To gain more systematic insights into the elemental doping process of g-C3N4, we have developed machine learning (ML) models from a large amount of literature data to link experimental parameters with the photocatalytic performance of element-doped graphitic carbon nitride (D-g-C3N4). The trained ML models are effective in predicting the photoactivity of D-g-C3N4 using experimental inputs. The method described in the present study provides valuable insights for the design of synthesis strategies for g-C3N4 before conducting time-consuming and expensive experiments.
Inspired by the ML model results and recent studies, hydrothermal pretreatment is adopted to prepare g-C3N4 nanosheets. Response surface methodology is utilized to guide experiments, evaluate the influence of synthesis conditions, and optimize the synthesis process. The photocatalytic activity and the yield of g-C3N4 materials whose optimal regions are distant from each other are simultaneously optimized using the desirability function approach.

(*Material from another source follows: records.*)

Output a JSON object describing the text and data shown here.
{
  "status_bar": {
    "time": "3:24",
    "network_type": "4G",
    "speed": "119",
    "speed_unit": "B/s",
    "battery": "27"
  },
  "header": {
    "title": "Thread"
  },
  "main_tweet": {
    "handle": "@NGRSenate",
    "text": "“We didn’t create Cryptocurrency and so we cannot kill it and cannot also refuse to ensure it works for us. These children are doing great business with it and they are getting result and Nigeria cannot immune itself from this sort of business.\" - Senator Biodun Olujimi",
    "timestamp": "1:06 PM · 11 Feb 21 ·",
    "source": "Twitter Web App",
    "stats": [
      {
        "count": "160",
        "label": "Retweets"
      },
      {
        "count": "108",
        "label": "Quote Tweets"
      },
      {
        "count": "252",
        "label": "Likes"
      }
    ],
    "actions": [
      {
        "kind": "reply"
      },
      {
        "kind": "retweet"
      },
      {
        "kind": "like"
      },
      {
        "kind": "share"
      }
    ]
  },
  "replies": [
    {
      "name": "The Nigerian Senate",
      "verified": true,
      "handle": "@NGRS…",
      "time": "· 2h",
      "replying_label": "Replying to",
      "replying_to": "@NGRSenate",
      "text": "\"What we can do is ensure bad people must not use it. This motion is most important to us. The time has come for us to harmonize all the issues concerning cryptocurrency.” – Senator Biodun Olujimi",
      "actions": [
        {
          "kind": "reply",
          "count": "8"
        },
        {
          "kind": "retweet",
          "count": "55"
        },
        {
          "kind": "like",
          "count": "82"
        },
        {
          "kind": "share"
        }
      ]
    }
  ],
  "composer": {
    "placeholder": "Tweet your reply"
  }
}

Our work provides valuable insights into the synthesis g-C3N4 with both high yield and improved efficacy, which is of great practical significance.

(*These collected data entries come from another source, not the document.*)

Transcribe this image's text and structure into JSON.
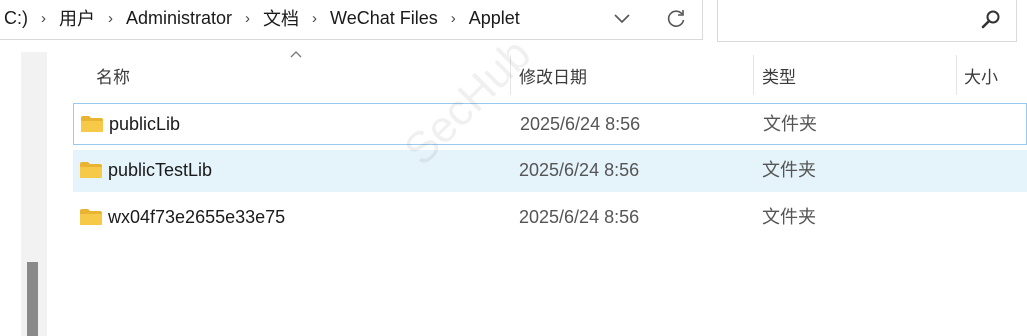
{
  "address_bar": {
    "crumbs": [
      "C:)",
      "用户",
      "Administrator",
      "文档",
      "WeChat Files",
      "Applet"
    ],
    "dropdown_icon": "chevron-down-icon",
    "refresh_icon": "refresh-icon"
  },
  "search": {
    "placeholder": "",
    "icon": "search-icon"
  },
  "columns": {
    "name": "名称",
    "modified": "修改日期",
    "type": "类型",
    "size": "大小"
  },
  "files": [
    {
      "name": "publicLib",
      "modified": "2025/6/24 8:56",
      "type": "文件夹",
      "size": ""
    },
    {
      "name": "publicTestLib",
      "modified": "2025/6/24 8:56",
      "type": "文件夹",
      "size": ""
    },
    {
      "name": "wx04f73e2655e33e75",
      "modified": "2025/6/24 8:56",
      "type": "文件夹",
      "size": ""
    }
  ],
  "watermark": "SecHub",
  "colors": {
    "folder": "#f7c948",
    "hover_row": "#e5f3fb",
    "focus_border": "#99c9ef"
  }
}
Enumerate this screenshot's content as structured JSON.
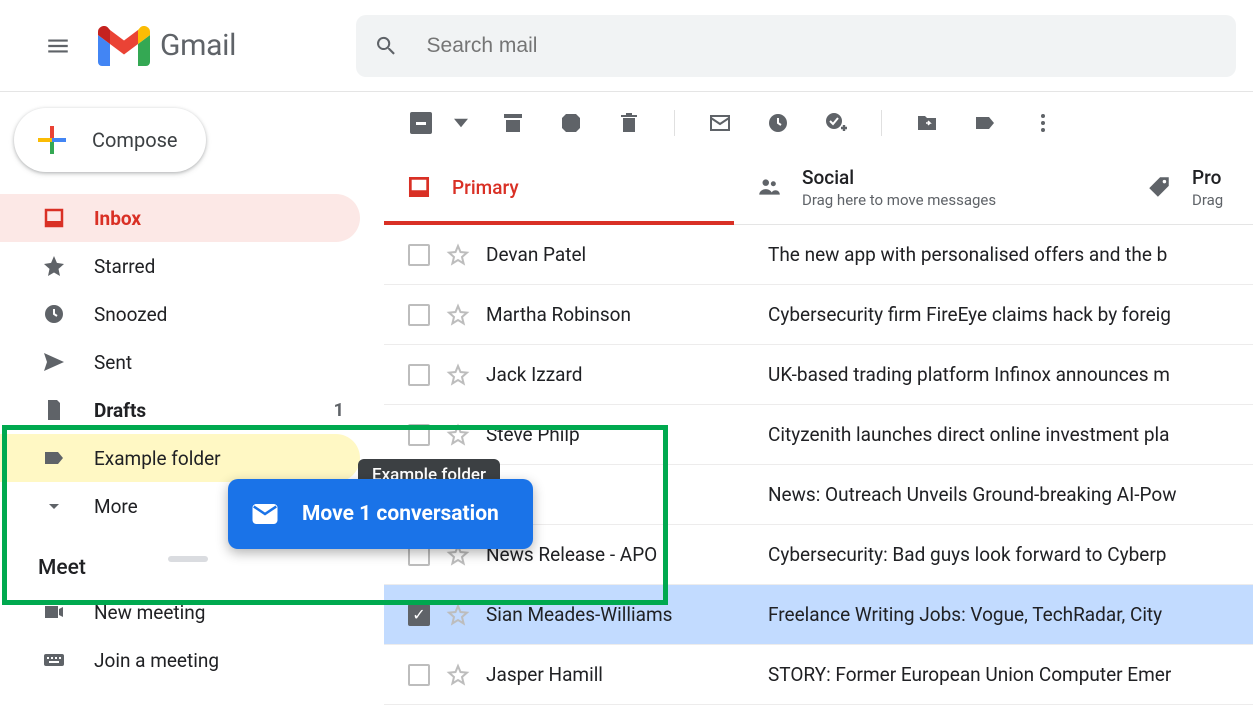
{
  "header": {
    "app_name": "Gmail",
    "search_placeholder": "Search mail"
  },
  "compose_label": "Compose",
  "sidebar": {
    "items": [
      {
        "label": "Inbox"
      },
      {
        "label": "Starred"
      },
      {
        "label": "Snoozed"
      },
      {
        "label": "Sent"
      },
      {
        "label": "Drafts",
        "count": "1"
      },
      {
        "label": "Example folder"
      },
      {
        "label": "More"
      }
    ],
    "meet_header": "Meet",
    "meet_items": [
      {
        "label": "New meeting"
      },
      {
        "label": "Join a meeting"
      }
    ]
  },
  "tabs": [
    {
      "title": "Primary"
    },
    {
      "title": "Social",
      "sub": "Drag here to move messages"
    },
    {
      "title": "Pro",
      "sub": "Drag"
    }
  ],
  "emails": [
    {
      "sender": "Devan Patel",
      "subject": "The new app with personalised offers and the b"
    },
    {
      "sender": "Martha Robinson",
      "subject": "Cybersecurity firm FireEye claims hack by foreig"
    },
    {
      "sender": "Jack Izzard",
      "subject": "UK-based trading platform Infinox announces m"
    },
    {
      "sender": "Steve Philp",
      "subject": "Cityzenith launches direct online investment pla"
    },
    {
      "sender": "",
      "subject": "News: Outreach Unveils Ground-breaking AI-Pow"
    },
    {
      "sender": "News Release - APO .",
      "subject": "Cybersecurity: Bad guys look forward to Cyberp"
    },
    {
      "sender": "Sian Meades-Williams",
      "subject": "Freelance Writing Jobs: Vogue, TechRadar, City",
      "selected": true
    },
    {
      "sender": "Jasper Hamill",
      "subject": "STORY: Former European Union Computer Emer"
    }
  ],
  "drag": {
    "tooltip": "Example folder",
    "toast": "Move 1 conversation"
  }
}
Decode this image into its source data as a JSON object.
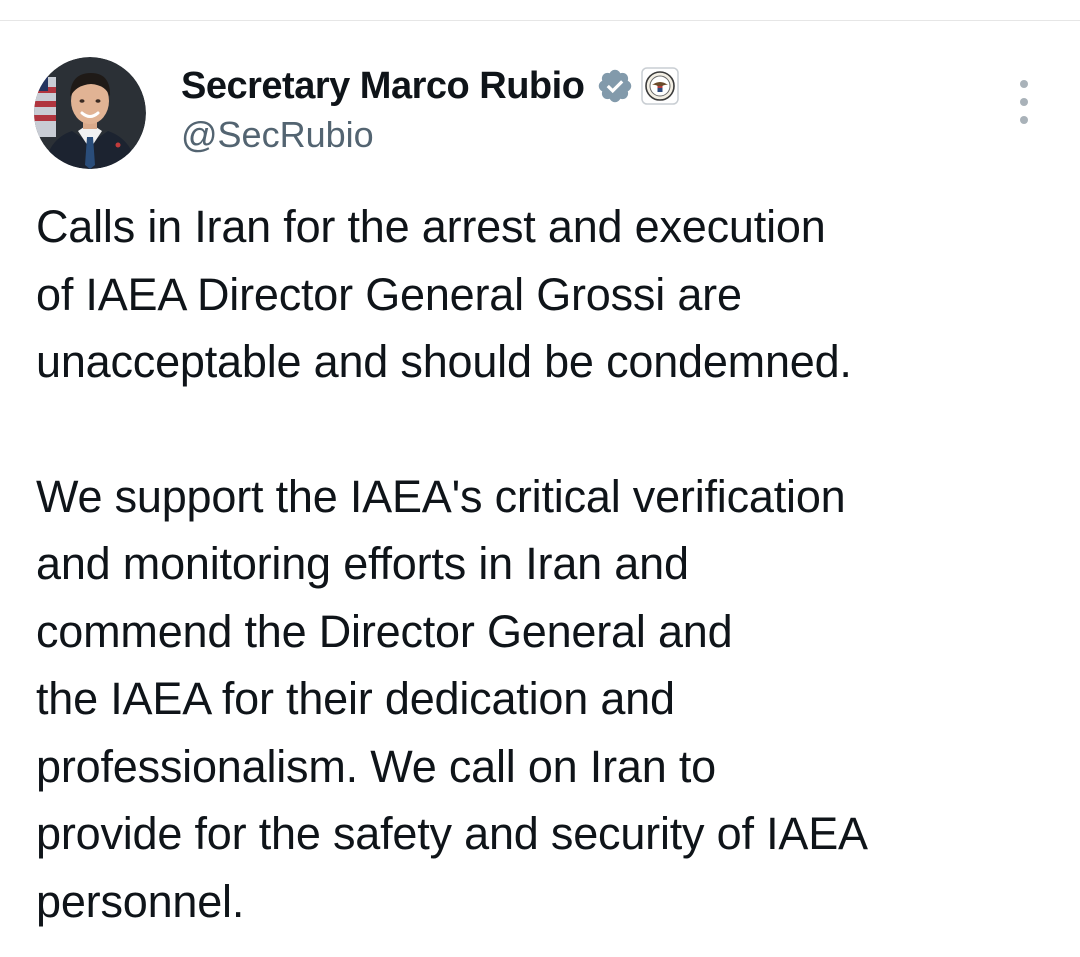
{
  "author": {
    "display_name": "Secretary Marco Rubio",
    "handle": "@SecRubio",
    "verified": true,
    "badges": [
      "verified-badge-icon",
      "government-seal-icon"
    ],
    "avatar": "avatar-photo"
  },
  "menu": {
    "icon": "more-options-icon"
  },
  "tweet": {
    "paragraph1": [
      "Calls in Iran for the arrest and execution",
      "of IAEA Director General Grossi are",
      "unacceptable and should be condemned."
    ],
    "paragraph2": [
      "We support the IAEA's critical verification",
      "and monitoring efforts in Iran and",
      "commend the Director General and",
      "the IAEA for their dedication and",
      "professionalism. We call on Iran to",
      "provide for the safety and security of IAEA",
      "personnel."
    ]
  },
  "colors": {
    "text": "#0f1419",
    "secondary_text": "#536471",
    "verified_badge": "#829aab",
    "divider": "#e6e6e6"
  }
}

In summary, this thesis has successfully demonstrated the preparation of high-performing g-C3N4 materials with the help of machine learning modeling and the design of experiments. The novel Na-doped g-C3N4 expands the application scope of g-C3N4 for water remediation beyond the commonly studied photodegradation and provides insights into surface interactions between g-C3N4 and organic molecules. Moreover, the ML model sheds light on the ambiguous relationship between synthesis conditions and performance of elemental doped g-C3N4 and guides the synthesis of enhanced photocatalytic g-C3N4 materials. Finally, the simultaneous optimization of the yield and photocatalytic activity of g-C3N4 provides a roadmap to finding the conditions that are conducive to conflicting properties.